February numbers show a significant cut over compliance, with Saudi Arabia leading the way with a 153% compliance rate, already some 170,000 barrels per day below the overall target. Iraq and Saudi Arabia contributed 170,000 barrels in additional cuts between them in February alone, Gibson Shipbrokers said in a report.
However, having already cut production close to their original 2019 target, they may now be missing the opportunity to capture market share in the face of rising demand.
The impact of sanctions on crude supply may soon increase. Although Iran is exempt from OPEC’s cuts, in seven weeks waivers for Iranian crude are set to expire.
Some of Iran’s biggest customers - China, India, Japan and South Korea - are all partially exempt from the current US oil sanctions on Iran, however this may soon change.
Last week, IEA data showed Iranian crude production had fallen to 2.85 mill barrels per day in February, its lowest level since the first quarter of 2015, when Iran was under previous sanctions.
In 2018, Iran exports averaged almost 2.5 mill barrels per day, with over 1 mill going to China and India. The US Administration has not yet revealed whether any of these waivers will be extended, leaving those countries potentially having to replace over 1 mill barrels per day from elsewhere.
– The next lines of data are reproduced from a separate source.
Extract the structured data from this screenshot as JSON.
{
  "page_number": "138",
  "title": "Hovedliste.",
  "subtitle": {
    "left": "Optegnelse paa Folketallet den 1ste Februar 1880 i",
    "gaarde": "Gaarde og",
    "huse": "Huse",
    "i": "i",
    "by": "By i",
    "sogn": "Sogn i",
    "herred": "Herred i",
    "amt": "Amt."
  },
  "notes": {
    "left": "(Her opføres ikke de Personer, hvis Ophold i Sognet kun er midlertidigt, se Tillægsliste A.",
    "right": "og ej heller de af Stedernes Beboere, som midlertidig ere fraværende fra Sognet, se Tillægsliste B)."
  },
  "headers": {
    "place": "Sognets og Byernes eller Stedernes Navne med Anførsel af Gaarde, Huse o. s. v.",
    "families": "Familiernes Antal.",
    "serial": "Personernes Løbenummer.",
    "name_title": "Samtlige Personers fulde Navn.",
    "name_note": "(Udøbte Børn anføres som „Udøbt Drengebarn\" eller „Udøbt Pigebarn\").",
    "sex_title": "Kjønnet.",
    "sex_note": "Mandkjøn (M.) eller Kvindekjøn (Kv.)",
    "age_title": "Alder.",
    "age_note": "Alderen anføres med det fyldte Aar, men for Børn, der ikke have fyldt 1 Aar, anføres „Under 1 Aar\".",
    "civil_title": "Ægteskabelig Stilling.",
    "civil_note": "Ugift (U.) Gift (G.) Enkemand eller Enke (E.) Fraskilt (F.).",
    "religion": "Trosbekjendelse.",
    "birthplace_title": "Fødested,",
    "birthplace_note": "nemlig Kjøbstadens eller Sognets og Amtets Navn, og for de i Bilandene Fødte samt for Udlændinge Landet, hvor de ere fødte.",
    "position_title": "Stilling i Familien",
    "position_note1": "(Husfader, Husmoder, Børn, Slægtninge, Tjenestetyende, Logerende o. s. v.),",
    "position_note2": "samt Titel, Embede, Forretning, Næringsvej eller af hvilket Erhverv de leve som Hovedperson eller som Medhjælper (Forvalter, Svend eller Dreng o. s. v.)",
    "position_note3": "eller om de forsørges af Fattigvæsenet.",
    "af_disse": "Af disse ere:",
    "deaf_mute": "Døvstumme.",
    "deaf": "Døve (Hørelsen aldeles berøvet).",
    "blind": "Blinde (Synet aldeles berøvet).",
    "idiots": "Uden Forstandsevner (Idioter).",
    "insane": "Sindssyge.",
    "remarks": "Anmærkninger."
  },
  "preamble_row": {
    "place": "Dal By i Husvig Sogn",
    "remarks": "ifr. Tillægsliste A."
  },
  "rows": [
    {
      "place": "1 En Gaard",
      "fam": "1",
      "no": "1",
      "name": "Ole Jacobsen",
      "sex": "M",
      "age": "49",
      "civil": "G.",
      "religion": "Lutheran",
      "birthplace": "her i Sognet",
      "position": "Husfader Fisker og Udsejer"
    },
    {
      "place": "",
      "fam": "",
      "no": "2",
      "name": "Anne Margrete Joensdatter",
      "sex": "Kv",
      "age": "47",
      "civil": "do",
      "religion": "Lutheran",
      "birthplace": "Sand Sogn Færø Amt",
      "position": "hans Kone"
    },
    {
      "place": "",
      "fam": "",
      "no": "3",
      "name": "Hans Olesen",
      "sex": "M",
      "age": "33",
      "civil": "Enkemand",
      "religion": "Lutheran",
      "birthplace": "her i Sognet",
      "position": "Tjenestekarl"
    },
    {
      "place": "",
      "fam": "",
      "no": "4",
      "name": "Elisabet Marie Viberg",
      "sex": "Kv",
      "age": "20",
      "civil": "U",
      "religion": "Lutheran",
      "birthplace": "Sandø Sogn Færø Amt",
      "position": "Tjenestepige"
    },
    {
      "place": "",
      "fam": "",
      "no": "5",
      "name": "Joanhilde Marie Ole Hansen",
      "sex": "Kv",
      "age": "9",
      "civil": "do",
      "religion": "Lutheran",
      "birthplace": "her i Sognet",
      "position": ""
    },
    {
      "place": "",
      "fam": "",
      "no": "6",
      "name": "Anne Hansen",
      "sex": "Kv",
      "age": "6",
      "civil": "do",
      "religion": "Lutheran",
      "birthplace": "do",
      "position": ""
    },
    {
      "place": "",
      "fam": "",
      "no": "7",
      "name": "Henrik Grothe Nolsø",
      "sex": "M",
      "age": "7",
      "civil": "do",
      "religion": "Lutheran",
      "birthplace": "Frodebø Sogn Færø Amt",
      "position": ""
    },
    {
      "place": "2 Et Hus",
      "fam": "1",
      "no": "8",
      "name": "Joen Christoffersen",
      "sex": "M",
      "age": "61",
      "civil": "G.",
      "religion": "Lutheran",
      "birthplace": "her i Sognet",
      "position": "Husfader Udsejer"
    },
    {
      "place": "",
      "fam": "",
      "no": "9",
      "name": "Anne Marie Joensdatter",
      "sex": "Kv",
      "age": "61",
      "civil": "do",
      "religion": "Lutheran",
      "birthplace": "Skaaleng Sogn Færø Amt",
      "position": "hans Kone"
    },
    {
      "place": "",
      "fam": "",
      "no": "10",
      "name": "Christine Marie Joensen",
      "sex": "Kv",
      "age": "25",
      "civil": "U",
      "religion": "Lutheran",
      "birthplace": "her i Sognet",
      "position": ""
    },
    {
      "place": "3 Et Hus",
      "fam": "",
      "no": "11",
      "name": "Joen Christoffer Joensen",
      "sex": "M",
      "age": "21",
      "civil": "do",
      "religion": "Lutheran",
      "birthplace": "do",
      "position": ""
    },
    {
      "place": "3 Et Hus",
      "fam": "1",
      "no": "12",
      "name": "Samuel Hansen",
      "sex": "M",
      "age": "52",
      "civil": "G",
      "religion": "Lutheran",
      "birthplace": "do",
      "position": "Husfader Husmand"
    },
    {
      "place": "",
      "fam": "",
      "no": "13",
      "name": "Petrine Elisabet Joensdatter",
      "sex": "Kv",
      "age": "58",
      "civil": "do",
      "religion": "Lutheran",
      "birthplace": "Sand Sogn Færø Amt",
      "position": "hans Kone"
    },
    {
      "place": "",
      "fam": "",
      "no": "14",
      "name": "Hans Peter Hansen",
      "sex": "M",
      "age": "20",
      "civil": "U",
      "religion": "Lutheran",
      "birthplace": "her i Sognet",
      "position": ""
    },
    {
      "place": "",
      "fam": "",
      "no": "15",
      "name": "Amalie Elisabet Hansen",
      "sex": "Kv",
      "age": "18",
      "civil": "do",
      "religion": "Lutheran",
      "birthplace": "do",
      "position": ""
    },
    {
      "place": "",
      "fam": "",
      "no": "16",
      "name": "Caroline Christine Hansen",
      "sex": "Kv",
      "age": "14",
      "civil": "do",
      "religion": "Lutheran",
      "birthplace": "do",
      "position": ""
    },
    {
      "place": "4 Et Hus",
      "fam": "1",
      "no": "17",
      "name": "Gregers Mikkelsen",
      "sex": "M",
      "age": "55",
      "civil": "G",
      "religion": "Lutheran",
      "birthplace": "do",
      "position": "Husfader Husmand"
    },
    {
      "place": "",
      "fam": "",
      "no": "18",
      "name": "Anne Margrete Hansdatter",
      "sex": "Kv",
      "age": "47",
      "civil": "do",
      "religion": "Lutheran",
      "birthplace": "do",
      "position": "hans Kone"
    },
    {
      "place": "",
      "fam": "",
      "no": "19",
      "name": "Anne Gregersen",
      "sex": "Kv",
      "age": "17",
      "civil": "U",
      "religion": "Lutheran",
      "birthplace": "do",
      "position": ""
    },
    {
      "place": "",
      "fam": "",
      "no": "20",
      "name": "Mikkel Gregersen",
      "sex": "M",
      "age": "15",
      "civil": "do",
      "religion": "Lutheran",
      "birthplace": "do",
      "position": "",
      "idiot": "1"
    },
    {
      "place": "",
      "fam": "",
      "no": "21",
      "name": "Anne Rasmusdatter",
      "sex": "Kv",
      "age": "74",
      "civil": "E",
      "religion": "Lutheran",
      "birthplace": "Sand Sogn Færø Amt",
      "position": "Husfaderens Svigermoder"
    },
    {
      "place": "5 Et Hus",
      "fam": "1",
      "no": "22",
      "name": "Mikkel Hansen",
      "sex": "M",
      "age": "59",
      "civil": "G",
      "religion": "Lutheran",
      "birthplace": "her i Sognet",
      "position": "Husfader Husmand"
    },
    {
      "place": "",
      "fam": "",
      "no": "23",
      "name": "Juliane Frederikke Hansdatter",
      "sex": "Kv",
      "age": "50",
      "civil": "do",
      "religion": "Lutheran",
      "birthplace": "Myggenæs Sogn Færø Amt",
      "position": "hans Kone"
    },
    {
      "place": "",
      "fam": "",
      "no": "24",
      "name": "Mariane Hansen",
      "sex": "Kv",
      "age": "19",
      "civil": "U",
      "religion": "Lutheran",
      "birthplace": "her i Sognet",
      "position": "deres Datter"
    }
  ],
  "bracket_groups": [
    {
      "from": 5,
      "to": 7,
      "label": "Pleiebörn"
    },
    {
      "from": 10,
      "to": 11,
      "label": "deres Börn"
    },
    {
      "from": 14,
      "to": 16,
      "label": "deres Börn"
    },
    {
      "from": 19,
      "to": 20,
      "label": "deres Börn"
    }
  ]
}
However, this may not be as easy as it sounds. Obvious sources, such as Venezuela and Iraq, are already under sanctions or participating in OPEC cuts. This may now leave OPEC wondering whether deeper cuts are appropriate considering many refineries in the region are optimised for heavier crudes.
The tightness in the heavy crude market is also exacerbated by greater US appetite to replace Venezuelan barrels with heavy grades already in short supply. Incremental supplies from Canada are also limited, owing to government enforced production cuts.
Recent reports from Reuters said that the US aims to cut Iran’s exports by a further 20% to below 1 mill barrels per day, saying that they were unwilling to cut anymore over price hike fears, backtracking on previous statements to cut their exports to as close to zero as possible.
However, analysts have indicated that India could be willing to cut all Venezuelan crude imports to satisfy US sanctions in return for further waivers on importing Iranian crude.
This would potentially starve Venezuela of its last major‘cash’ buyer although simultaneously, it would cause a headache for some Indian refiners that prefer Venezuelan grades. However, the situation in Venezuela looks like it will get worse before it gets better.
The heavy crude market is already incredibly tight and production cuts come at a time when demand for heavy grades is rising.This is significant, as greater demand for heavy grade crudes will have to be sourced from elsewhere, especially when we start to exit the Asia/Pacific maintenance season and new refineries come online.
With production cuts coming from the main heavy grade producing regions, refiners may have to look West to replace their missing barrels thus supporting tonne/mile demand from West to the East.
With US production posting strong growth this year, OPEC cuts are to be largely offset, perhaps justifying the organisation’s current stance even if there’s a mismatch of grades.
Meanwhile, Reuters has reported that the Maritime Authority of Panama (AMP) has removed 59 Iranian-linked ships from its registry, quoting ShareAmerica, the US State Department-run platform.
The move came after Juan Carlos Varela, Panamanian President, issued a presidential decree last month, allowing the AMP to de-register the vessels.
Out of these, at least 21 Iranian-owned tankers have had their registration revoked, Reuters reported.
In 2016, Iran and Panama agreed to add Iranian tankers to the Panamanian flag, which has now been dissolved due to the sanctions.